The people who usually employed Dr. Knox’s services were trying to avoid death. Ray Bradbury saw Dr. Knox’s new services as a way to avoid boredom. Instead of ploughing headfirst through the interminable decades, he’d be revived every fifty years. Thanks to compound interest, he’d be able to tour the latest age in style. Depending on how he liked it when he was revived, he would stay anywhere from a few months to a few years before going back into his own custom-built casket and soaking for another half century. He would never live a boring day in his life again.

This time around, he’d been up and about for over two years, and there was still so much to see. Culture had becoming so fast-moving that you couldn’t possibly hope to come to grips with it in a few months, or even a few years. The Internet had only really come into its own in the last twenty years, and it had already transformed and added to the global culture in ways he could never have imagined. How different would the world look in fifty more years, or a hundred?

These thoughts were filtering through his head when he unexpectedly put his book down on the table. He hadn’t meant to do that. A hot sensation began at the crown of his head, then quickly spread down through his whole body. Once it reached his feet the odd feeling paused, then flared burning hot. It was like his skin, bones, and vitals were all being flung away in different directions. He screamed, but no sound came from his lips.

“I was reading that,” The Guest complained.
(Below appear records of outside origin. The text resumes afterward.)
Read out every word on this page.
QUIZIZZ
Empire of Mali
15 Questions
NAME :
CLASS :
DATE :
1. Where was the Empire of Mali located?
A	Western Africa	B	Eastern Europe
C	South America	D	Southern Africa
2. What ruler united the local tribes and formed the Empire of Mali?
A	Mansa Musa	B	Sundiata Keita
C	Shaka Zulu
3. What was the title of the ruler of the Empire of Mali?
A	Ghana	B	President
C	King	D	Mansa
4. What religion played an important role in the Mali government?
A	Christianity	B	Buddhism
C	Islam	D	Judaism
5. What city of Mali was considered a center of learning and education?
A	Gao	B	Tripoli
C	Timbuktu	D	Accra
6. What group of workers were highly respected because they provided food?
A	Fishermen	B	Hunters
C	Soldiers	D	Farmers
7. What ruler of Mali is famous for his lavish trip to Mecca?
The Guest, who had been enjoying the book, felt an odd jolt. It was what he imagined it would feel like if someone had shoved past him on the street. Being immaterial, it wasn’t a sensation he ever expected to feel.

“What are you doing?!” he asked of Ray Bradbury. The Guest focused his senses inward and found someone new. He realized with a shock that Ray Bradbury had been evicted! This new presence smelled like old blood and smoke from a burning tire. Beyond that, it was both bad and stupid. He could feel the unsophisticated desire to do harm coming off of it in red, stinking waves. The Guest was sure the new guy hadn’t noticed him, he was certain he would have been kicked out just like poor Ray Bradbury.

The Guest made himself as small as he could, and because there was no alcohol began muttering, “I must not fear, fear is the mind-killer. Fear is the little death that brings total obliteration..."



*     *     *



In Vancouver and Senak, hundreds of people looked up from what they were doing and silently left their jobs, their beds, their families, and simply walked away. If they did speak, it was only with a word or two spoken in an unfamiliar voice; bad actors reading from a new script.

Some were stopped by concerned friends, only to become quietly violent, silently striking out at those who tried to get in their way without rage or passion. A few were physically restrained. Once they were down, they lay quietly like a toad on its back, simply staring ahead and waiting. As soon as they were able though, they would try and leave again, and again.

The sleepwalkers drove, walked, hailed taxis, and slowly began to condense into groups no smaller than four, or bigger than ten. They gathered, staring through each other with thoughtless gazes, and waited.